Twelve years of empirical field research, from Peshawar to Notre Dame. A Research Operations Specialist with a record of directing multi-country studies spanning Argentina, Bangladesh, India, Kenya, Lebanon, Pakistan, and the United States.
Core expertise spans panel data construction, OLS-based analysis, and end-to-end field operations management. In parallel, I develop AI methods for academic research — inventing structured, command-driven workflows that improve research work cycles and establish reliable, reproducible practices for empirical teams.
The career began in 2013. A background in Computer Science led not to a technology firm but to a role within a pharmaceutical company, where working across structured data and business functions made the professional direction clear: applied quantitative analysis.
That early analytical work advanced into a product management position, where data-driven methods informed marketing strategy for OTC pharmaceutical products. A deliberate decision to pursue a Master's in Development Studies followed, connecting a technical foundation in programming and statistical methods to the field of development research and policy.

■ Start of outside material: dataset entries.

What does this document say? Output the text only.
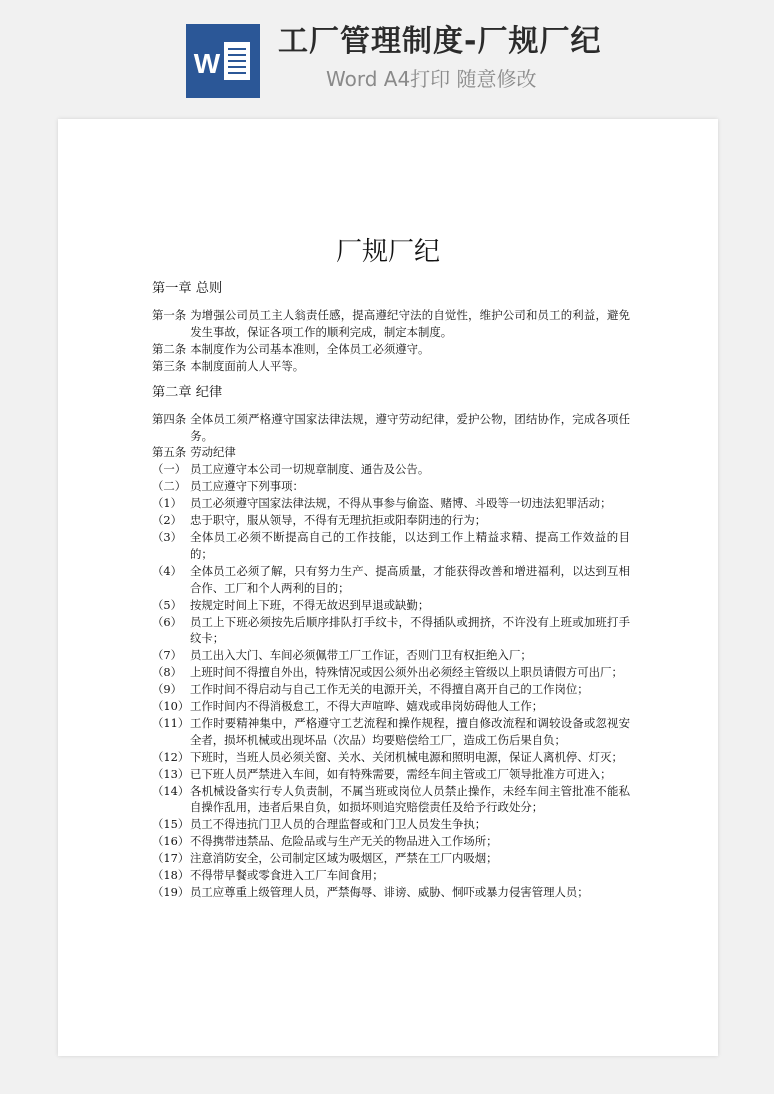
W
工厂管理制度-厂规厂纪
Word A4打印 随意修改
厂规厂纪
第一章 总则
第一条 为增强公司员工主人翁责任感，提高遵纪守法的自觉性，维护公司和员工的利益，避免发生事故，保证各项工作的顺利完成，制定本制度。
第二条 本制度作为公司基本准则，全体员工必须遵守。
第三条 本制度面前人人平等。
第二章 纪律
第四条 全体员工须严格遵守国家法律法规，遵守劳动纪律，爱护公物，团结协作，完成各项任务。
第五条 劳动纪律
（一） 员工应遵守本公司一切规章制度、通告及公告。
（二） 员工应遵守下列事项：
（1） 员工必须遵守国家法律法规，不得从事参与偷盗、赌博、斗殴等一切违法犯罪活动；
（2） 忠于职守，服从领导，不得有无理抗拒或阳奉阴违的行为；
（3） 全体员工必须不断提高自己的工作技能，以达到工作上精益求精、提高工作效益的目的；
（4） 全体员工必须了解，只有努力生产、提高质量，才能获得改善和增进福利，以达到互相合作、工厂和个人两利的目的；
（5） 按规定时间上下班，不得无故迟到早退或缺勤；
（6） 员工上下班必须按先后顺序排队打手纹卡，不得插队或拥挤，不许没有上班或加班打手纹卡；
（7） 员工出入大门、车间必须佩带工厂工作证，否则门卫有权拒绝入厂；
（8） 上班时间不得擅自外出，特殊情况或因公须外出必须经主管级以上职员请假方可出厂；
（9） 工作时间不得启动与自己工作无关的电源开关，不得擅自离开自己的工作岗位；
（10） 工作时间内不得消极怠工，不得大声喧哗、嬉戏或串岗妨碍他人工作；
（11） 工作时要精神集中，严格遵守工艺流程和操作规程，擅自修改流程和调较设备或忽视安全者，损坏机械或出现坏品（次品）均要赔偿给工厂，造成工伤后果自负；
（12） 下班时，当班人员必须关窗、关水、关闭机械电源和照明电源，保证人离机停、灯灭；
（13） 已下班人员严禁进入车间，如有特殊需要，需经车间主管或工厂领导批准方可进入；
（14） 各机械设备实行专人负责制，不属当班或岗位人员禁止操作，未经车间主管批准不能私自操作乱用，违者后果自负，如损坏则追究赔偿责任及给予行政处分；
（15） 员工不得违抗门卫人员的合理监督或和门卫人员发生争执；
（16） 不得携带违禁品、危险品或与生产无关的物品进入工作场所；
（17） 注意消防安全，公司制定区域为吸烟区，严禁在工厂内吸烟；
（18） 不得带早餐或零食进入工厂车间食用；
（19） 员工应尊重上级管理人员，严禁侮辱、诽谤、威胁、恫吓或暴力侵害管理人员；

Field engagements with USAID and UNHCR projects provided the operational grounding. Collaboration with Dr. Luke Sonnet proved formative: his standards for analytical rigor shaped an approach to research operations built on precision, reproducibility, and disciplined data management. The technical work that followed established a track record in panel data construction and OLS-based analysis across complex, multi-country research environments.
From Peshawar to Notre Dame. The current role is Research Manager at the Kellogg Institute, University of Notre Dame. The distance traveled, professionally and geographically, reflects twelve years of rigorous training, consistent execution, and the sustained engagement of exceptional mentors.
Dr. Golden extended trust and responsibility at a formative stage, assigning leadership roles on consequential international research projects. Her confidence in my capabilities, sustained across many years, has been foundational to this career. The standards she holds for rigor, precision, and intellectual honesty have shaped every dimension of this work.
Dr. Gulzar expanded the scope of this work in ways that proved decisive. He offered repeated opportunities across his research portfolio and facilitated introductions to scholars at Stanford, Yale, and Princeton. The methodological exposure and professional network that followed have been central to this career's trajectory.
Note on this portfolio: This portfolio documents nearly a decade of technical execution and operational leadership. Principal investigators hold authorship on the studies listed. The contribution in each case was as lead technical executor: rigorous data cleaning, statistical analysis in R, and the coordination of complex field operations and institutional relationships.
The work centers on a specific problem: making AI a reliable operational partner in academic research, rather than a general-purpose tool. This involves active exploration of how AI efficiency methods can improve research work cycles, and the systematic invention of structured, command-driven workflows that encode best practices for empirical social science. The underlying premise is that AI performs best when given precise, bounded instructions tied to clear professional standards.
The method is the Claude Skill: a personalized, markdown-based command that instructs Claude Code to execute a specific research task through defined phases with user approval checkpoints. Each skill encodes the operational logic of a research job — data integrity constraints, file structure conventions, documentation requirements — so that the task runs cleanly and reproducibly every time. The resulting skills are published as open-source GitHub repositories, available to any research team.
AI as a structured partner, not a probabilistic shortcut. Every workflow produces the same output under the same inputs.
Commands are personalized and task-specific. General prompts are replaced by skills that encode professional standards directly.
Every skill is open-sourced and documented so that any research team can adopt, audit, and build on the method.
A growing library of Claude Skills for empirical social science research. Each skill enforces data integrity, transparent variable tracking, and end-to-end reproducibility. Designed for researchers working with foundations, multilateral institutions, and policy organizations.
github.com/Mamooralikhan/super-RAConstructs a complete, self-contained replication package from an existing research project. Produces standardized file paths, cleaned datasets, and comprehensive documentation aligned with journal and funder requirements.
Standardizes analysis code for reproducibility across R and Stata workflows.
Synthesizes targeted literature reviews structured around specific research questions.
Generates structured academic referee reports following journal standards.
Advises students at the Lahore University of Management Sciences on careers in development research, field operations, and policy institutions. Draws on direct experience across academic, multilateral, and government-affiliated research environments.
Conducts policy research and quantitative data analysis in support of evidence-based policy work in Pakistan, with a focus on governance, public finance, and development outcomes.
Managed large-scale research projects across multiple simultaneous engagements, coordinated field teams, and maintained data quality standards for economic and policy research initiatives in Pakistan.
Provided research and data support for projects led by Dr. Saad Gulzar, contributing to political economy research in Pakistan with a focus on legislative behavior and public service delivery.